Farther down the digestive tract, hair ties present additional complications. Small dogs in particular may find them challenging or impossible to pass. As such, they can become stuck in the stomach or intestines, causing discomfort and more severe symptoms. In extreme cases, foreign objects like hair ties may puncture or tear a dog’s intestinal walls. This can lead to potentially life-threatening inflammation and infection if it’s not addressed quickly.

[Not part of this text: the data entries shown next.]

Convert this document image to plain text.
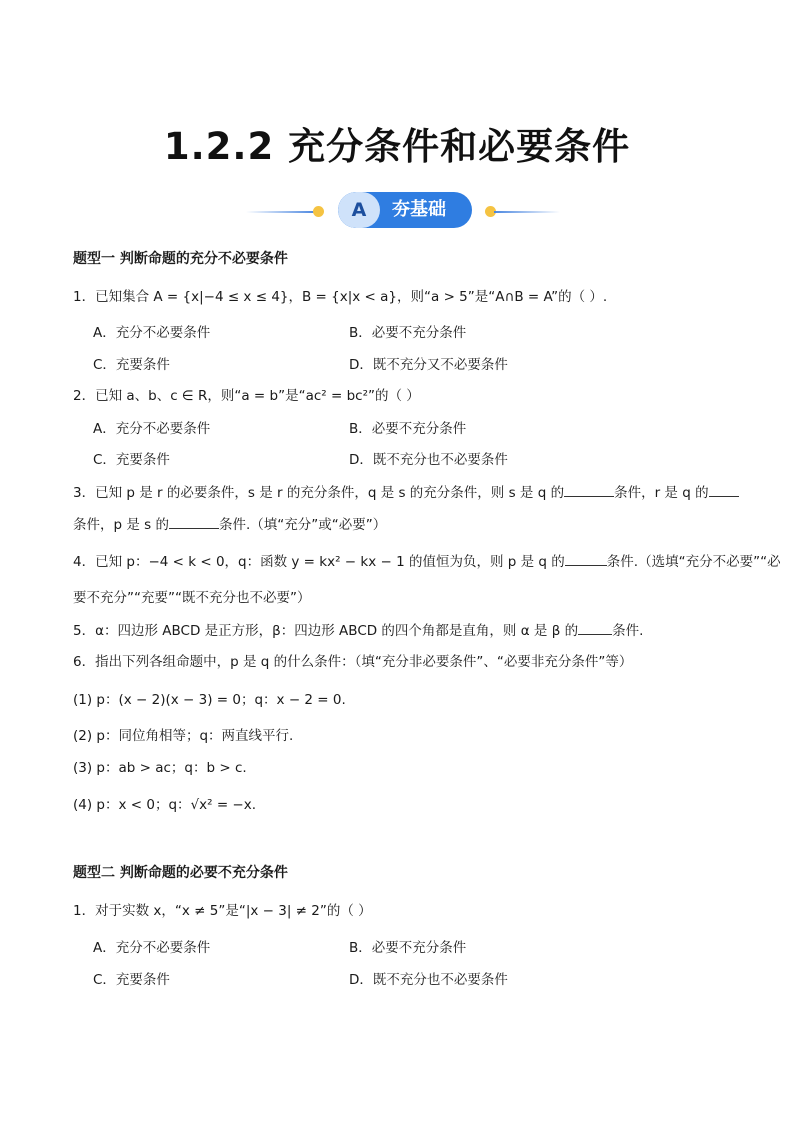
1.2.2 充分条件和必要条件
A	夯基础
题型一 判断命题的充分不必要条件
1．已知集合 A = {x|−4 ≤ x ≤ 4}，B = {x|x < a}，则“a > 5”是“A∩B = A”的（ ）.
A．充分不必要条件	B．必要不充分条件
C．充要条件	D．既不充分又不必要条件
2．已知 a、b、c ∈ R，则“a = b”是“ac² = bc²”的（ ）
A．充分不必要条件	B．必要不充分条件
C．充要条件	D．既不充分也不必要条件
3．已知 p 是 r 的必要条件，s 是 r 的充分条件，q 是 s 的充分条件，则 s 是 q 的	条件，r 是 q 的
条件，p 是 s 的	条件.（填“充分”或“必要”）
4．已知 p：−4 < k < 0，q：函数 y = kx² − kx − 1 的值恒为负，则 p 是 q 的	条件.（选填“充分不必要”“必
要不充分”“充要”“既不充分也不必要”）
5．α：四边形 ABCD 是正方形，β：四边形 ABCD 的四个角都是直角，则 α 是 β 的	条件.
6．指出下列各组命题中，p 是 q 的什么条件：（填“充分非必要条件”、“必要非充分条件”等）
(1) p：(x − 2)(x − 3) = 0；q：x − 2 = 0.
(2) p：同位角相等；q：两直线平行.
(3) p：ab > ac；q：b > c.
(4) p：x < 0；q：√x² = −x.
题型二 判断命题的必要不充分条件
1．对于实数 x，“x ≠ 5”是“|x − 3| ≠ 2”的（ ）
A．充分不必要条件	B．必要不充分条件
C．充要条件	D．既不充分也不必要条件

The prognosis for dogs who have ingested hair ties and other foreign objects is generally good. Depending on where the object is lodged, your veterinarian may remove it via endoscopy or through a more invasive surgical procedure.

Signs of Trouble

Have some of your hair ties gone missing? Keep a close eye on your dog, because they may be the culprit. Watch out for vomiting and look for hair ties in their stool. If they’re vomiting or experiencing diarrhea and you still can’t find the hair tie, they may be suffering from an intestinal obstruction.

Watch out for these additional warning signs too:

  • Abdominal pain
  • Behavioral changes like aggression or skittishness
  • Constipation
  • Loss of appetite

Over time, these symptoms can lead to additional complications like severe dehydration and metabolic changes. Quick intervention is key for getting foreign bodies removed and dogs on the mend.

A Warning from Vets

A Texas veterinarian went viral in 2019 after sharing an alarming postoperative photo. The vet removed not one or two, but over 100 hair ties from the stomach of a Goldendoodle. That was in addition to some underwear, candy wrappers, and other indigestible foreign objects. It’s unclear how long the dog had been snacking on hair ties, but their symptoms included constipation, skittishness, and a sudden loss of appetite. The event provided a reminder to pet owners across the globe. Objects like hair ties should be kept in drawers and closed containers, away from the hungry snouts of pets.

While ingesting small foreign objects isn’t always cause for concern, some “snacks” will immediately put your dog’s health at risk. If your dog is acting unusual or showing other warning signs, reach out to your veterinarian immediately.